Negative Rates to Cut European Bank Profits, Morgan Stanley Says

  • Analysts see best outcome of ECB meeting next month as no cut
  • Deposit charges run counter to ECB goals, Morgan Stanley says

The European Central Bank would reduce euro-area bank earnings by as much as 10 percent by pushing deposit rates further into negative territory while having little effect on the euro, according to Morgan Stanley.

The “weaker” state of lending in the euro area would make it tougher for banks to charge more for credit, given analysts at the U.S. bank wrote in an e-mailed report from London on Wednesday. Beyond a 10 to 20 basis-point rate cut, “impacts on earnings would be exponential,” they wrote. A basis point is 0.01 percentage points.

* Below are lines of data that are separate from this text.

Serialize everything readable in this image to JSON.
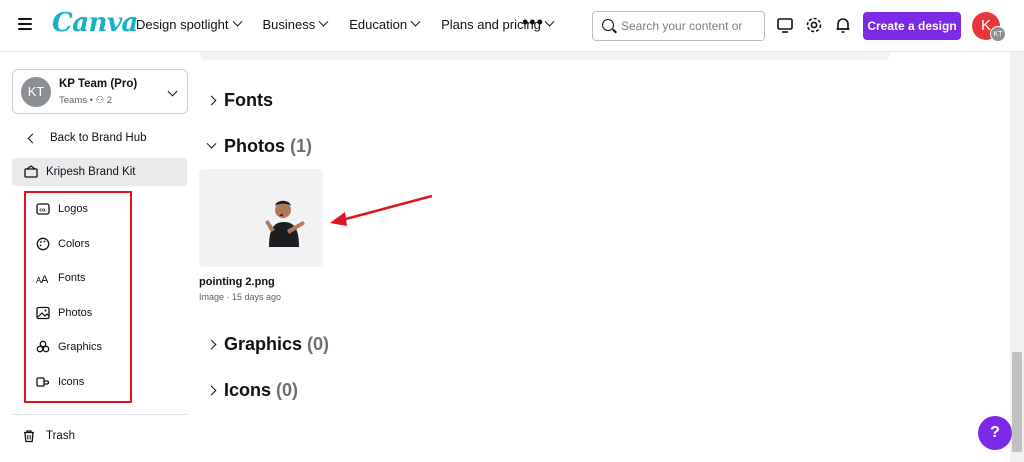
{
  "app": {
    "logo": "Canva"
  },
  "nav": {
    "items": [
      {
        "label": "Design spotlight"
      },
      {
        "label": "Business"
      },
      {
        "label": "Education"
      },
      {
        "label": "Plans and pricing"
      }
    ],
    "more_label": "•••"
  },
  "search": {
    "placeholder": "Search your content or"
  },
  "header": {
    "create_label": "Create a design",
    "avatar_initial": "K",
    "avatar_badge": "KT"
  },
  "sidebar": {
    "team": {
      "initials": "KT",
      "name": "KP Team (Pro)",
      "sub": "Teams • ⚇ 2"
    },
    "back_label": "Back to Brand Hub",
    "kit_label": "Kripesh Brand Kit",
    "items": [
      {
        "label": "Logos"
      },
      {
        "label": "Colors"
      },
      {
        "label": "Fonts"
      },
      {
        "label": "Photos"
      },
      {
        "label": "Graphics"
      },
      {
        "label": "Icons"
      }
    ],
    "trash_label": "Trash"
  },
  "main": {
    "sections": [
      {
        "title": "Fonts",
        "count": ""
      },
      {
        "title": "Photos",
        "count": "(1)"
      },
      {
        "title": "Graphics",
        "count": "(0)"
      },
      {
        "title": "Icons",
        "count": "(0)"
      }
    ],
    "photo": {
      "name": "pointing 2.png",
      "meta": "Image · 15 days ago"
    }
  },
  "help_label": "?",
  "colors": {
    "brand": "#7d2ae8",
    "logo": "#18b0c6",
    "annotation": "#e0141e",
    "avatar": "#e8363b"
  }
}
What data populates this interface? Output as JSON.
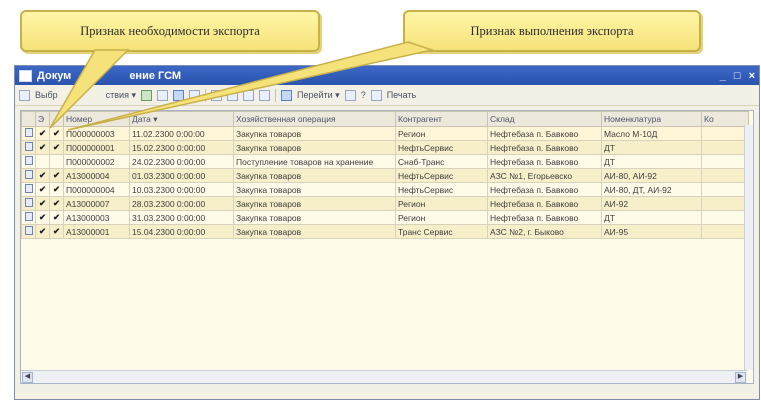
{
  "callouts": {
    "left": "Признак необходимости экспорта",
    "right": "Признак выполнения экспорта"
  },
  "window": {
    "title_start": "Докум",
    "title_end": "ение ГСМ",
    "controls": [
      "_",
      "□",
      "×"
    ]
  },
  "toolbar": {
    "select_label": "Выбр",
    "actions_label": "ствия",
    "goto_label": "Перейти",
    "print_label": "Печать",
    "help_label": "?"
  },
  "table": {
    "columns": [
      "",
      "Э",
      "",
      "Номер",
      "Дата",
      "Хозяйственная операция",
      "Контрагент",
      "Склад",
      "Номенклатура",
      "Ко"
    ],
    "rows": [
      {
        "export_needed": "✔",
        "export_done": "✔",
        "number": "П000000003",
        "date": "11.02.2300 0:00:00",
        "operation": "Закупка товаров",
        "counterparty": "Регион",
        "warehouse": "Нефтебаза п. Бавково",
        "nomenclature": "Масло М-10Д",
        "qty": ""
      },
      {
        "export_needed": "✔",
        "export_done": "✔",
        "number": "П000000001",
        "date": "15.02.2300 0:00:00",
        "operation": "Закупка товаров",
        "counterparty": "НефтьСервис",
        "warehouse": "Нефтебаза п. Бавково",
        "nomenclature": "ДТ",
        "qty": ""
      },
      {
        "export_needed": "",
        "export_done": "",
        "number": "П000000002",
        "date": "24.02.2300 0:00:00",
        "operation": "Поступление товаров на хранение",
        "counterparty": "Снаб-Транс",
        "warehouse": "Нефтебаза п. Бавково",
        "nomenclature": "ДТ",
        "qty": ""
      },
      {
        "export_needed": "✔",
        "export_done": "✔",
        "number": "А13000004",
        "date": "01.03.2300 0:00:00",
        "operation": "Закупка товаров",
        "counterparty": "НефтьСервис",
        "warehouse": "АЗС №1, Егорьевско",
        "nomenclature": "АИ-80, АИ-92",
        "qty": ""
      },
      {
        "export_needed": "✔",
        "export_done": "✔",
        "number": "П000000004",
        "date": "10.03.2300 0:00:00",
        "operation": "Закупка товаров",
        "counterparty": "НефтьСервис",
        "warehouse": "Нефтебаза п. Бавково",
        "nomenclature": "АИ-80, ДТ, АИ-92",
        "qty": ""
      },
      {
        "export_needed": "✔",
        "export_done": "✔",
        "number": "А13000007",
        "date": "28.03.2300 0:00:00",
        "operation": "Закупка товаров",
        "counterparty": "Регион",
        "warehouse": "Нефтебаза п. Бавково",
        "nomenclature": "АИ-92",
        "qty": ""
      },
      {
        "export_needed": "✔",
        "export_done": "✔",
        "number": "А13000003",
        "date": "31.03.2300 0:00:00",
        "operation": "Закупка товаров",
        "counterparty": "Регион",
        "warehouse": "Нефтебаза п. Бавково",
        "nomenclature": "ДТ",
        "qty": ""
      },
      {
        "export_needed": "✔",
        "export_done": "✔",
        "number": "А13000001",
        "date": "15.04.2300 0:00:00",
        "operation": "Закупка товаров",
        "counterparty": "Транс Сервис",
        "warehouse": "АЗС №2, г. Быково",
        "nomenclature": "АИ-95",
        "qty": ""
      }
    ]
  },
  "colors": {
    "callout_fill": "#f6e27a",
    "titlebar": "#2a53ad",
    "row_alt": "#f7efca"
  }
}
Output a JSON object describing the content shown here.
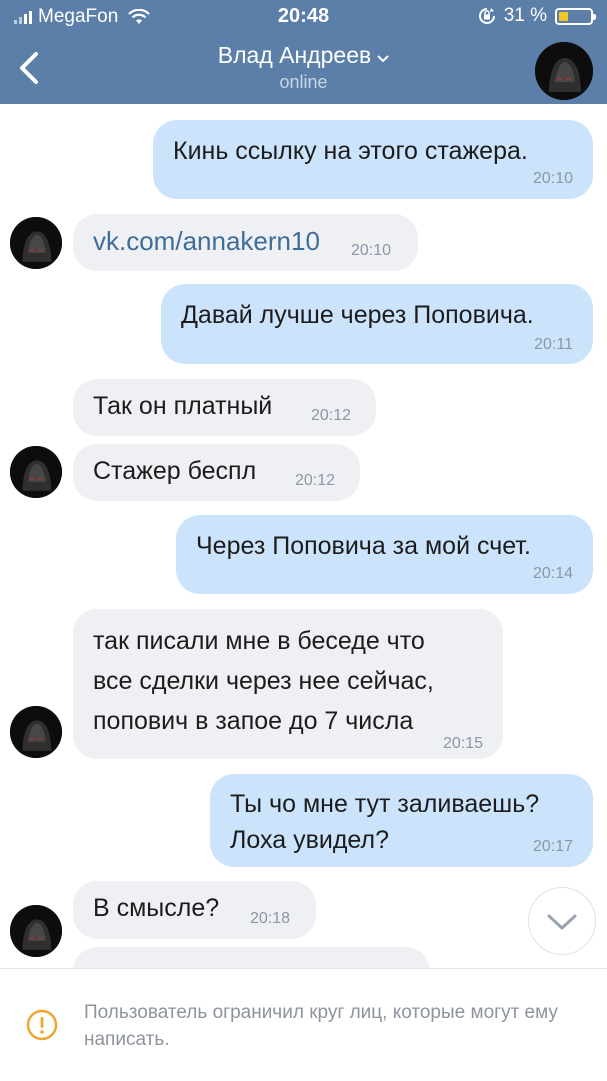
{
  "status_bar": {
    "carrier": "MegaFon",
    "time": "20:48",
    "battery": "31 %"
  },
  "header": {
    "name": "Влад Андреев",
    "status": "online"
  },
  "messages": [
    {
      "dir": "out",
      "text": "Кинь ссылку на этого стажера.",
      "time": "20:10"
    },
    {
      "dir": "in",
      "text": "vk.com/annakern10",
      "time": "20:10",
      "link": true
    },
    {
      "dir": "out",
      "text": "Давай лучше через Поповича.",
      "time": "20:11"
    },
    {
      "dir": "in",
      "text": "Так он платный",
      "time": "20:12"
    },
    {
      "dir": "in",
      "text": "Стажер беспл",
      "time": "20:12"
    },
    {
      "dir": "out",
      "text": "Через Поповича за мой счет.",
      "time": "20:14"
    },
    {
      "dir": "in",
      "text": "так писали мне в беседе что\nвсе сделки через нее сейчас,\nпопович в запое до 7 числа",
      "time": "20:15"
    },
    {
      "dir": "out",
      "text": "Ты чо мне тут заливаешь?\nЛоха увидел?",
      "time": "20:17"
    },
    {
      "dir": "in",
      "text": "В смысле?",
      "time": "20:18"
    }
  ],
  "footer": {
    "notice": "Пользователь ограничил круг лиц, которые могут ему написать."
  },
  "colors": {
    "header": "#5b7fa8",
    "out_bubble": "#cce4fb",
    "in_bubble": "#eef0f3",
    "link": "#3f6d9a"
  },
  "icons": [
    "signal-icon",
    "wifi-icon",
    "orientation-lock-icon",
    "battery-icon",
    "back-arrow-icon",
    "chevron-down-icon",
    "scroll-down-icon",
    "warning-icon"
  ]
}
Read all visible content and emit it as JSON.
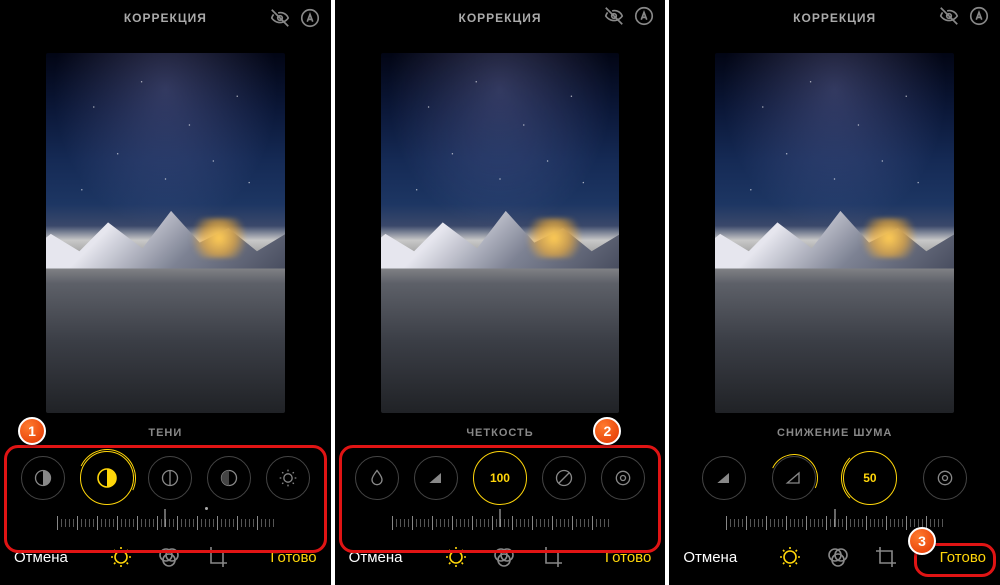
{
  "panels": [
    {
      "top_title": "КОРРЕКЦИЯ",
      "param": "ТЕНИ",
      "dials": [
        "contrast-alt-icon",
        "contrast-icon",
        "split-circle-icon",
        "halfdark-icon",
        "brightness-icon"
      ],
      "active_index": 1,
      "active_value": "",
      "cancel": "Отмена",
      "done": "Готово",
      "callout_num": "1",
      "callout_pos": "left",
      "ruler_dot_left": "62%"
    },
    {
      "top_title": "КОРРЕКЦИЯ",
      "param": "ЧЕТКОСТЬ",
      "dials": [
        "drop-icon",
        "triangle-icon",
        "value",
        "halfdark-alt-icon",
        "ring-icon"
      ],
      "active_index": 2,
      "active_value": "100",
      "cancel": "Отмена",
      "done": "Готово",
      "callout_num": "2",
      "callout_pos": "right",
      "ruler_dot_left": ""
    },
    {
      "top_title": "КОРРЕКЦИЯ",
      "param": "СНИЖЕНИЕ ШУМА",
      "dials": [
        "triangle-icon",
        "triangle-outline-icon",
        "value",
        "ring-icon"
      ],
      "active_index": 2,
      "active_value": "50",
      "cancel": "Отмена",
      "done": "Готово",
      "callout_num": "3",
      "callout_pos": "done",
      "ruler_dot_left": ""
    }
  ]
}
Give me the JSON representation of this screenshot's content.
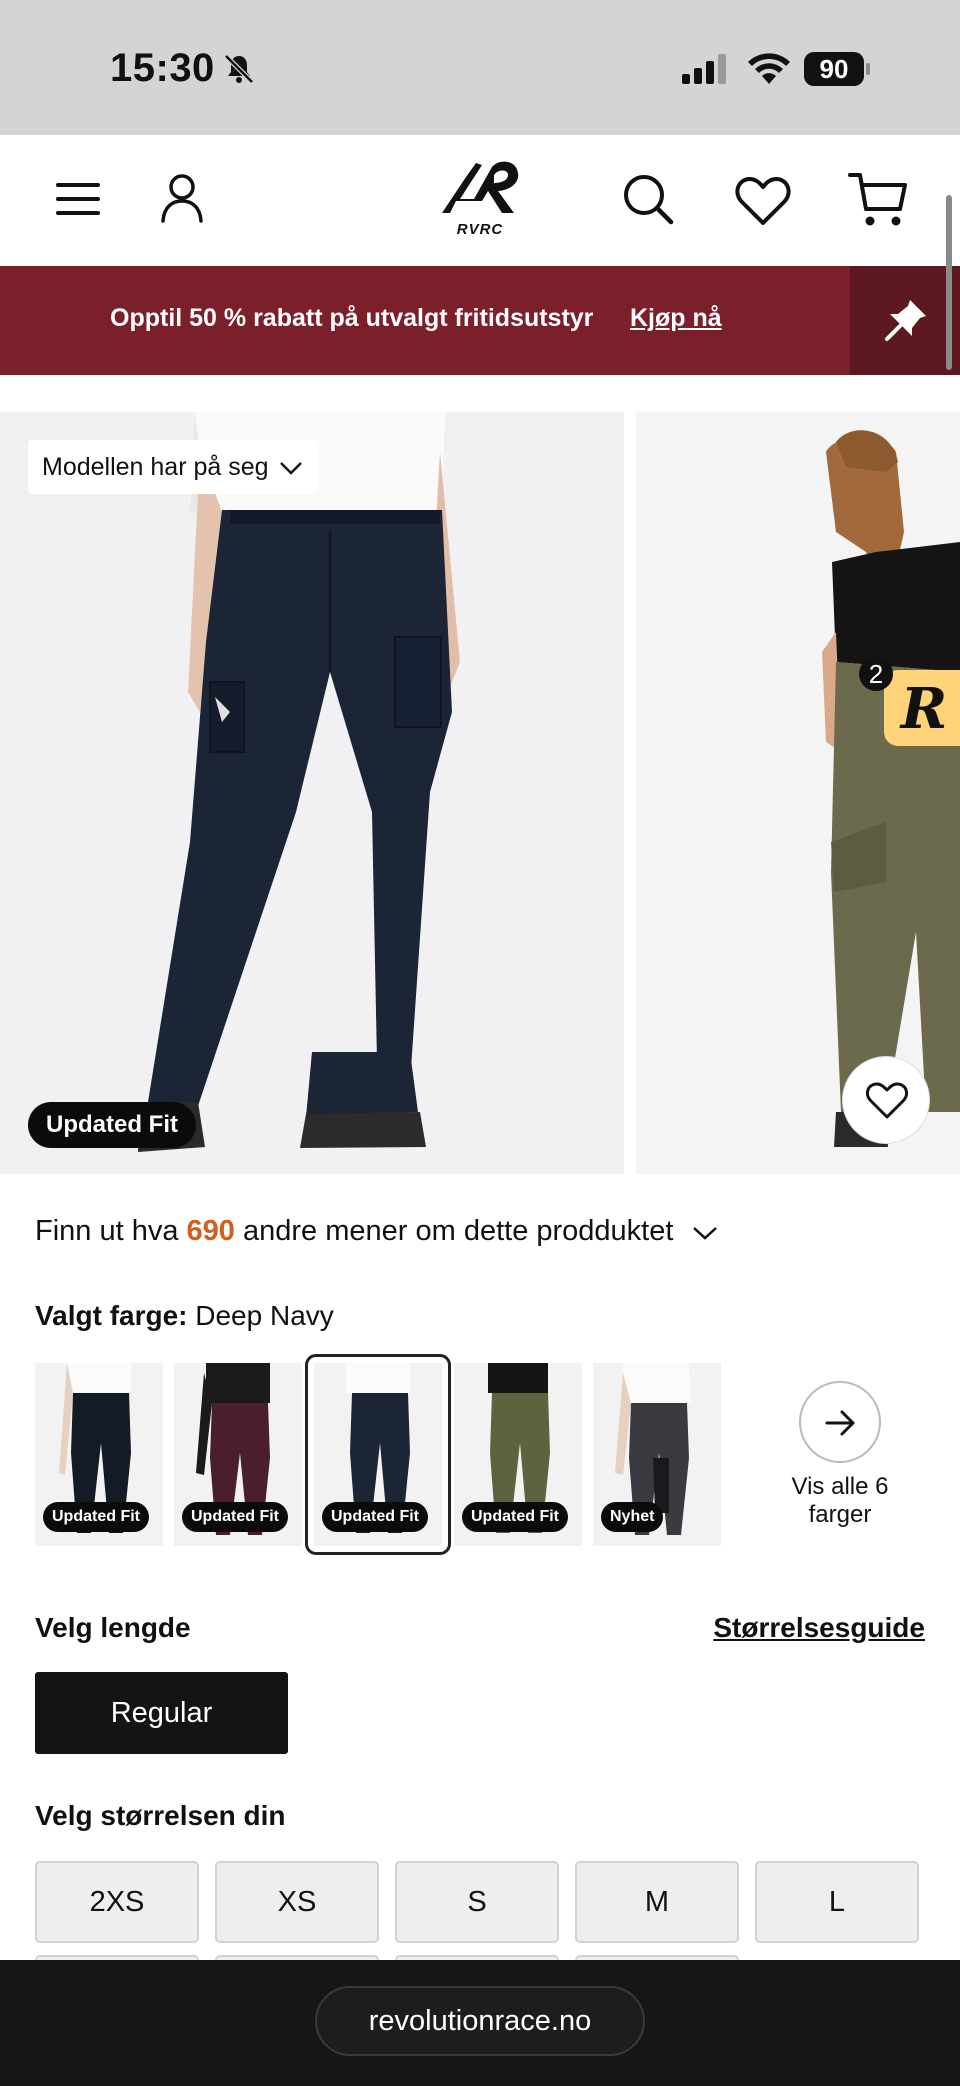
{
  "status_bar": {
    "time": "15:30",
    "battery": "90"
  },
  "header": {
    "logo_text": "RVRC"
  },
  "promo": {
    "text": "Opptil 50 % rabatt på utvalgt fritidsutstyr",
    "link": "Kjøp nå"
  },
  "gallery": {
    "model_chip": "Modellen har på seg",
    "badge": "Updated Fit",
    "notification_count": "2"
  },
  "reviews": {
    "prefix": "Finn ut hva",
    "count": "690",
    "suffix": "andre mener om dette prodduktet"
  },
  "colour": {
    "label": "Valgt farge:",
    "value": "Deep Navy",
    "swatches": [
      {
        "badge": "Updated Fit"
      },
      {
        "badge": "Updated Fit"
      },
      {
        "badge": "Updated Fit"
      },
      {
        "badge": "Updated Fit"
      },
      {
        "badge": "Nyhet"
      }
    ],
    "see_all": "Vis alle 6 farger"
  },
  "length": {
    "label": "Velg lengde",
    "size_guide": "Størrelsesguide",
    "options": [
      "Regular"
    ]
  },
  "size": {
    "label": "Velg størrelsen din",
    "options": [
      "2XS",
      "XS",
      "S",
      "M",
      "L"
    ]
  },
  "browser": {
    "url": "revolutionrace.no"
  }
}
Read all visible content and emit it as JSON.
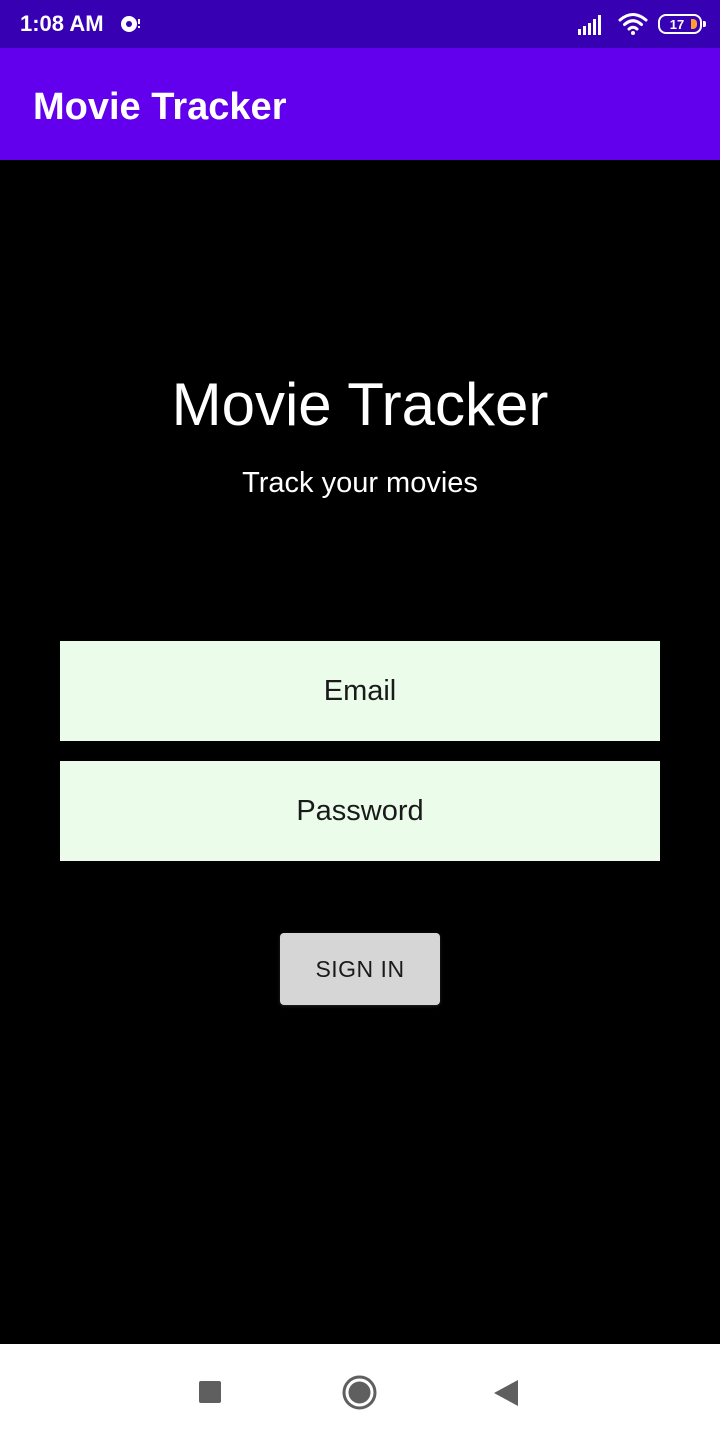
{
  "status_bar": {
    "time": "1:08 AM",
    "battery_level": "17",
    "icons": [
      "notification-icon",
      "signal-icon",
      "wifi-icon",
      "battery-icon"
    ]
  },
  "app_bar": {
    "title": "Movie Tracker",
    "color": "#6200ee"
  },
  "hero": {
    "title": "Movie Tracker",
    "subtitle": "Track your movies"
  },
  "form": {
    "email_placeholder": "Email",
    "password_placeholder": "Password",
    "email_value": "",
    "password_value": "",
    "signin_label": "SIGN IN",
    "field_color": "#ebfdea"
  },
  "nav_bar": {
    "icons": [
      "recents-icon",
      "home-icon",
      "back-icon"
    ]
  }
}
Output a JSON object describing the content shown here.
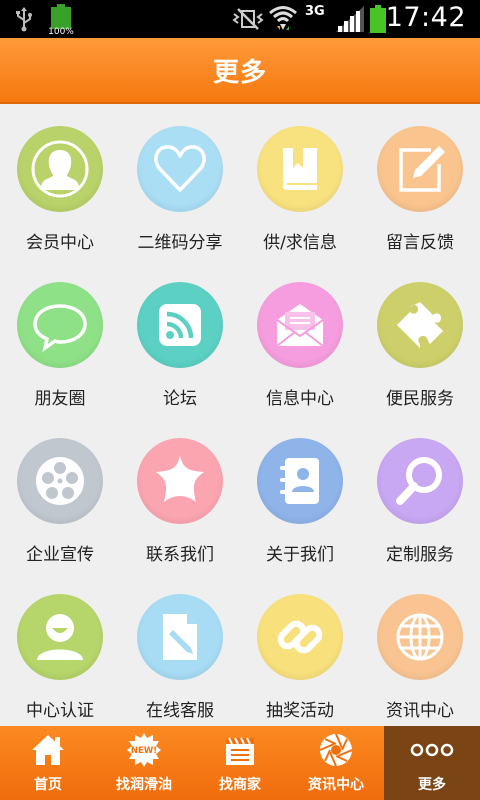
{
  "status_bar": {
    "battery_small_label": "100%",
    "network_type": "3G",
    "time": "17:42"
  },
  "header": {
    "title": "更多"
  },
  "grid": {
    "items": [
      {
        "label": "会员中心",
        "icon": "member-avatar-icon",
        "color": "#b9d26a"
      },
      {
        "label": "二维码分享",
        "icon": "heart-icon",
        "color": "#a9def4"
      },
      {
        "label": "供/求信息",
        "icon": "book-bookmark-icon",
        "color": "#f8e17f"
      },
      {
        "label": "留言反馈",
        "icon": "edit-pencil-icon",
        "color": "#f9c48e"
      },
      {
        "label": "朋友圈",
        "icon": "chat-bubble-icon",
        "color": "#8fe187"
      },
      {
        "label": "论坛",
        "icon": "rss-feed-icon",
        "color": "#5cd1c3"
      },
      {
        "label": "信息中心",
        "icon": "mail-envelope-icon",
        "color": "#f59dde"
      },
      {
        "label": "便民服务",
        "icon": "puzzle-piece-icon",
        "color": "#cdd06a"
      },
      {
        "label": "企业宣传",
        "icon": "film-reel-icon",
        "color": "#c1c7cf"
      },
      {
        "label": "联系我们",
        "icon": "star-icon",
        "color": "#fba5b1"
      },
      {
        "label": "关于我们",
        "icon": "contact-book-icon",
        "color": "#8fb4ea"
      },
      {
        "label": "定制服务",
        "icon": "magnifier-icon",
        "color": "#c8a7f3"
      },
      {
        "label": "中心认证",
        "icon": "user-smile-icon",
        "color": "#b6d56a"
      },
      {
        "label": "在线客服",
        "icon": "document-pen-icon",
        "color": "#a7dcf4"
      },
      {
        "label": "抽奖活动",
        "icon": "chain-link-icon",
        "color": "#f8e07c"
      },
      {
        "label": "资讯中心",
        "icon": "globe-icon",
        "color": "#f9c491"
      }
    ]
  },
  "bottom_nav": {
    "tabs": [
      {
        "label": "首页",
        "icon": "home-icon",
        "active": false
      },
      {
        "label": "找润滑油",
        "icon": "new-badge-icon",
        "active": false
      },
      {
        "label": "找商家",
        "icon": "clapperboard-icon",
        "active": false
      },
      {
        "label": "资讯中心",
        "icon": "aperture-icon",
        "active": false
      },
      {
        "label": "更多",
        "icon": "more-dots-icon",
        "active": true
      }
    ],
    "new_badge_text": "NEW!"
  }
}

ECB President Mario Draghi has sought to stoke inflation with cheap loans to banks, bond purchases and by charging lenders to deposit funds at the central bank overnight, a measure he could expand next month. While banks may gain from economic growth, record-low interest rates have squeezed their lending profit as the cost of complying with regulation and paying for past misconduct mounts.

For banks,“the best scenario would be no cut in the deposit rate and some expansion of ECB buying programs,” the analysts wrote. Should the ECB cut the deposit rate further, it may exempt smaller consumer lenders given the “stresses created,” they said.

The effects of negative rates run contrary to the ECB’s goal of easing credit conditions because they give banks an incentive to shrink, shy away from cross-border lending in the euro area and “risk non-linear effects” on funding, according to Morgan Stanley.